Título: Perito confirma ao MP que Celso Daniel foi torturado
Autor: Guilherme Evelin
Fonte: O Estado de São Paulo, 29/08/2005, Nacional, p. A7

Para promotores, relatório de Delmonte Printes dá novo rumo à investigação do caso Santo André

Em depoimento ao Ministério Público de São Paulo, o perito médico Carlos Delmonte Printes apresentou novas evidências de que o prefeito de Santo André, Celso Daniel, foi torturado com crueldade antes de ser assassinado em janeiro de 2002. Ele afastou peremptoriamente, também, a hipótese de homicídio em seguida a seqüestro. Segundo Printes, responsável pela assinatura do laudo da morte do prefeito, os assassinos demonstraram "raiva e desprezo" ao matar Daniel, o que não é compatível com crimes contra o patrimônio. Segundo os promotores que trabalham no caso, o depoimento de Printes dá novos rumos à investigação sobre a morte do prefeito, assassinado quando coordenava o programa de governo do então candidato presidencial Luiz Inácio Lula da Silva. "O perito deu um passo além na nossa investigação. Nós trabalhávamos com a hipótese de crime de mando. Ele nos mostrou que houve um crime por ódio", afirmou o promotor de Justiça Roberto Wider, que tomou as declarações do perito, há 13 dias, na companhia do colega Amaro José Thomé Filho.

Ao depor perante os promotores, Printes, médico legista ligado à Universidade de São Paulo (USP), acrescentou mais detalhes de como os assassinos de Daniel agiram, com o objetivo de fazer um "esculacho" -- jargão policial usado para as execuções com requintes de crueldade. O perito mostrou como os matadores de Daniel, antes de fazer disparos diretamente no rosto e no tórax, o torturaram no cativeiro.

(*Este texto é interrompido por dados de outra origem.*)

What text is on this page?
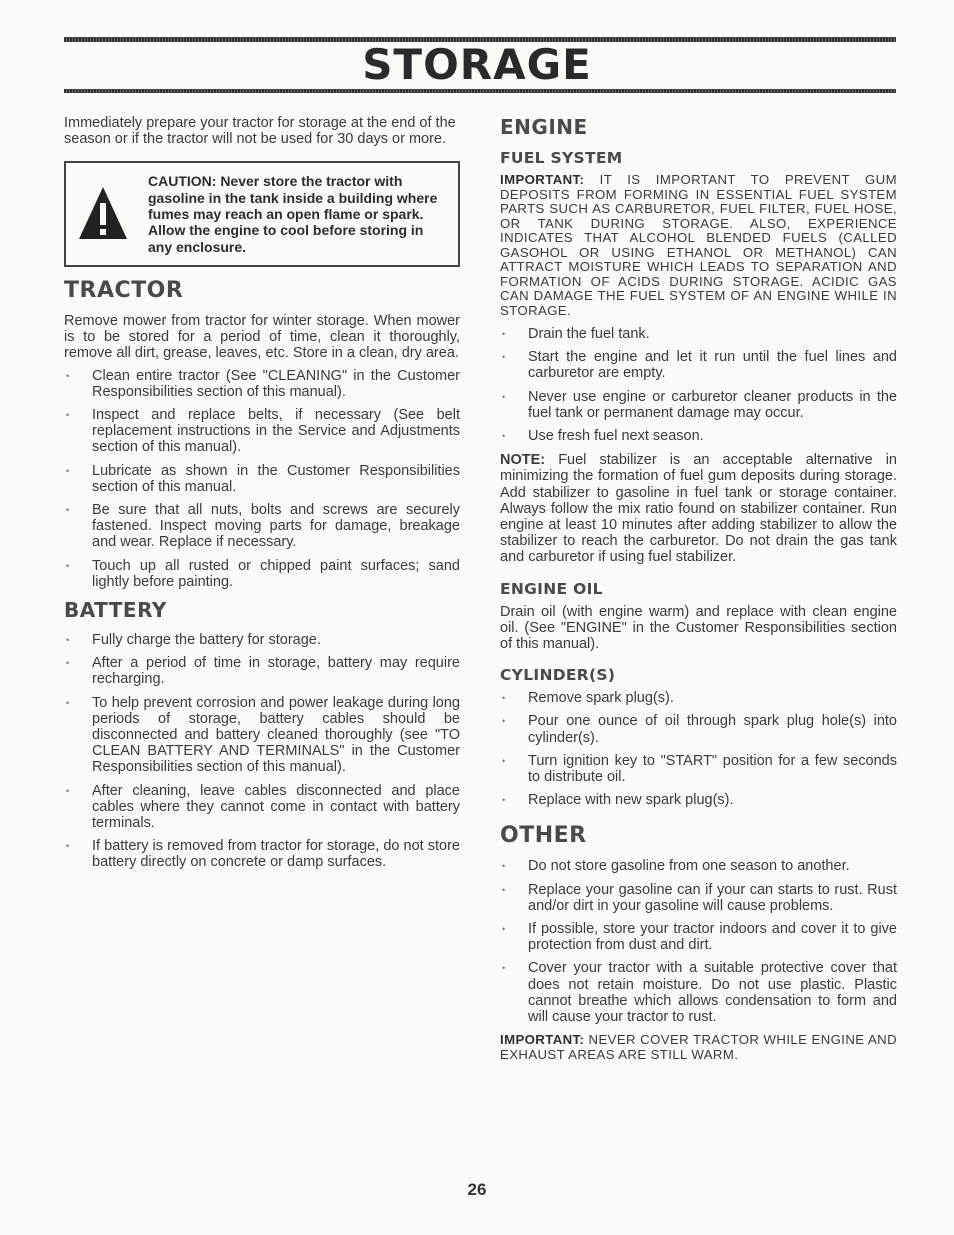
STORAGE

Immediately prepare your tractor for storage at the end of the season or if the tractor will not be used for 30 days or more.

CAUTION: Never store the tractor with gasoline in the tank inside a building where fumes may reach an open flame or spark. Allow the engine to cool before storing in any enclosure.
TRACTOR

Remove mower from tractor for winter storage. When mower is to be stored for a period of time, clean it thoroughly, remove all dirt, grease, leaves, etc. Store in a clean, dry area.

• Clean entire tractor (See "CLEANING" in the Customer Responsibilities section of this manual).
• Inspect and replace belts, if necessary (See belt replacement instructions in the Service and Adjustments section of this manual).
• Lubricate as shown in the Customer Responsibilities section of this manual.
• Be sure that all nuts, bolts and screws are securely fastened. Inspect moving parts for damage, breakage and wear. Replace if necessary.
• Touch up all rusted or chipped paint surfaces; sand lightly before painting.
BATTERY
• Fully charge the battery for storage.
• After a period of time in storage, battery may require recharging.
• To help prevent corrosion and power leakage during long periods of storage, battery cables should be disconnected and battery cleaned thoroughly (see "TO CLEAN BATTERY AND TERMINALS" in the Customer Responsibilities section of this manual).
• After cleaning, leave cables disconnected and place cables where they cannot come in contact with battery terminals.
• If battery is removed from tractor for storage, do not store battery directly on concrete or damp surfaces.
ENGINE
FUEL SYSTEM

IMPORTANT: IT IS IMPORTANT TO PREVENT GUM DEPOSITS FROM FORMING IN ESSENTIAL FUEL SYSTEM PARTS SUCH AS CARBURETOR, FUEL FILTER, FUEL HOSE, OR TANK DURING STORAGE. ALSO, EXPERIENCE INDICATES THAT ALCOHOL BLENDED FUELS (CALLED GASOHOL OR USING ETHANOL OR METHANOL) CAN ATTRACT MOISTURE WHICH LEADS TO SEPARATION AND FORMATION OF ACIDS DURING STORAGE. ACIDIC GAS CAN DAMAGE THE FUEL SYSTEM OF AN ENGINE WHILE IN STORAGE.

• Drain the fuel tank.
• Start the engine and let it run until the fuel lines and carburetor are empty.
• Never use engine or carburetor cleaner products in the fuel tank or permanent damage may occur.
• Use fresh fuel next season.

NOTE: Fuel stabilizer is an acceptable alternative in minimizing the formation of fuel gum deposits during storage. Add stabilizer to gasoline in fuel tank or storage container. Always follow the mix ratio found on stabilizer container. Run engine at least 10 minutes after adding stabilizer to allow the stabilizer to reach the carburetor. Do not drain the gas tank and carburetor if using fuel stabilizer.

ENGINE OIL

Drain oil (with engine warm) and replace with clean engine oil. (See "ENGINE" in the Customer Responsibilities section of this manual).

CYLINDER(S)
• Remove spark plug(s).
• Pour one ounce of oil through spark plug hole(s) into cylinder(s).
• Turn ignition key to "START" position for a few seconds to distribute oil.
• Replace with new spark plug(s).
OTHER
• Do not store gasoline from one season to another.
• Replace your gasoline can if your can starts to rust. Rust and/or dirt in your gasoline will cause problems.
• If possible, store your tractor indoors and cover it to give protection from dust and dirt.
• Cover your tractor with a suitable protective cover that does not retain moisture. Do not use plastic. Plastic cannot breathe which allows condensation to form and will cause your tractor to rust.

IMPORTANT: NEVER COVER TRACTOR WHILE ENGINE AND EXHAUST AREAS ARE STILL WARM.

26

Como evidências do martírio a que foi submetido o prefeito, além da sua expressão de terror e espasmo, Printes assinalou a existência de duas queimaduras encontradas nas costas. Segundo o perito, essas lesões foram produzidas por um cano de uma arma de calibre 9 mm aquecido. ¿

Outra evidência de que o prefeito foi torturado são as lesões que foram encontradas no braço direito, na coxa direita e no lado direito do tórax.

Segundo o legista, esses ferimentos foram causados por estilhaços de balas, disparadas contra o chão, mas próximas a Daniel, com o objetivo de causar pânico no prefeito. Todos os tiros contra o prefeito, de acordo com Printes, foram desferidos próximos a Daniel, mas não à queima-roupa.

O perito também declarou aos promotores nunca ter testemunhado um caso com um " ritual de tortura, crueldade e desproporcionalidade" similar, antes de examinar o corpo de Celso Daniel. Autor do livro "Perícia na Tortura", Printes fez questão de assinalar que as evidências de tortura em casos de seqüestro são absolutamente diferentes das encontradas no corpo do prefeito de Santo André.

No depoimento, Printes reclamou de ter sido submetido a censura pelo superintendente da Polícia Científica, Celso Perioli, e pelo então diretor do Instituto Médico-Legal, José Jorge Jarjura Junior. Em reunião conjunta, os dois o proibiram de dar declarações sobre a tortura em Daniel, depois que ele deu entrevistas à televisão.

Aos promotores, o perito se queixou também do deputado Luiz Eduardo Greenhalgh (PT-SP), que foi designado pela direção nacional do PT para acompanhar as investigações da morte do prefeito. Segundo Printes, Greenhalgh prejudicou o andamento da perícia e tentou interferir no exame do corpo de Celso Daniel, no dia em que ele foi levado para o IML, o que o deixou constrangido.

De acordo com o relato do perito aos promotores, o deputado petista estava "emocionalmente alterado" e, ao tentar interferir no exame, foi convencido pelo deputado Jamil Murad (PCdoB-SP) a se retirar da sala onde se realizava a perícia no corpo do prefeito.

Por causa do excesso de autoridades policiais e políticos que estavam no IML, o exame do corpo de Daniel, segundo Printes, não pôde ser feito apenas com a presença da equipe de legistas. Ele garantiu, porém, aos promotores, que a perícia foi realizada com o chamado "padrão ouro", em que são adotadas as melhores condutas. Ele disse também que o IML ainda guarda amostras de cabelos e pelos de Daniel para futuros confrontos. Declarou-se disposto a produzir um parecer complementar sobre as circunstâncias da morte do prefeito para apresentar ao Ministério Público.